Comme démontré ci-dessus, la clé pour développer des rations de mise en jachère consiste à incorporer un niveau plus élevé de fourrage pour réduire la densité énergétique alimentaire. L’ensilage de céréales fonctionne bien; cependant, il est relativement cher et à cette époque de l’année, l’approvisionnement en ensilage peut être serré pour de nombreux parcs d’engraissement. Des sources alternatives de fourrage telles que le foin, la paille de céréales, les coques d’avoine, les sous-produits de criblage des céréales et des légumineuses peuvent être utilisées pour formuler des rations à faible énergie qui ciblent des taux de gain spécifiques pour les bovins de différents poids et sexes.

La discussion ci-dessus se concentre sur la densité énergétique de la ration, qui est le plus important nutriment contrôlant le taux de croissance. Il est toutefois important de s’assurer que les besoins en protéines métabolisables, en minéraux et en vitamines sont également satisfaits.

Il y a également quelques autres points à considérer lors de l’alimentation des bovins mis en jachère. Le premier concerne la transition des bovins d’une ration énergétique à une ration de gel modérée. Bien que le déplacement du bétail vers le bas ne soit pas aussi difficile que le déplacement du bétail vers le haut d’un programme de renforcement en termes de contenu énergétique, il est toujours une bonne idée de passer de la ration de finition à la ration de mise en jachère en quelques étapes afin que vous le fassiez. ne pas jeter le bétail de la nourriture.

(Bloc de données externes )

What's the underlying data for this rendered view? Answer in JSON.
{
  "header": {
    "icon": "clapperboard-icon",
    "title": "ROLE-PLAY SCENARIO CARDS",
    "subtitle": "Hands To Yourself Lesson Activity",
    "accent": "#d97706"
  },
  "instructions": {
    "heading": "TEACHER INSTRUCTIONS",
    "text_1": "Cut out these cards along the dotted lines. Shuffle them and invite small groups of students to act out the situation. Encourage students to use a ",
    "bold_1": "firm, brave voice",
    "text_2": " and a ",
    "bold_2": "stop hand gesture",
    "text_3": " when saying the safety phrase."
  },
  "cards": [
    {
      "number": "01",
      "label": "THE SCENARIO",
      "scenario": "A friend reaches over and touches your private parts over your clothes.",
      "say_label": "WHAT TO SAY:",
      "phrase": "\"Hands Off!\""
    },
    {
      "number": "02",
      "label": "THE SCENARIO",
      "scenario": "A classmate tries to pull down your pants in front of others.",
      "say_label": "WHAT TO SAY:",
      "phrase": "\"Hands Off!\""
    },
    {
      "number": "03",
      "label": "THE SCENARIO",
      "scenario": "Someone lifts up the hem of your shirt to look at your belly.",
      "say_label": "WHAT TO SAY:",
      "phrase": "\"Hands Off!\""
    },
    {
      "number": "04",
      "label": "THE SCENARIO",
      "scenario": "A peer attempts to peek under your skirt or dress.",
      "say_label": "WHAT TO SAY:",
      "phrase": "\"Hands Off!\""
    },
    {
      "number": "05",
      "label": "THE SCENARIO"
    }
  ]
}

Il est également important d’évaluer votre programme d’implants couvrant les 63 jours du programme. Pendant la crise de l’ESB, l’alimentation des rations mises en jachère n’a pas semblé avoir un impact négatif sur la qualité des carcasses; cependant, cela pourrait ne pas être le cas si vous réimplantiez pendant cette période, en particulier avec un implant agressif.

Enfin, si vous avez des doutes sur la façon de gérer les bovins dans le cadre d’un programme de mise en jachère, il serait conseillé de consulter un professionnel.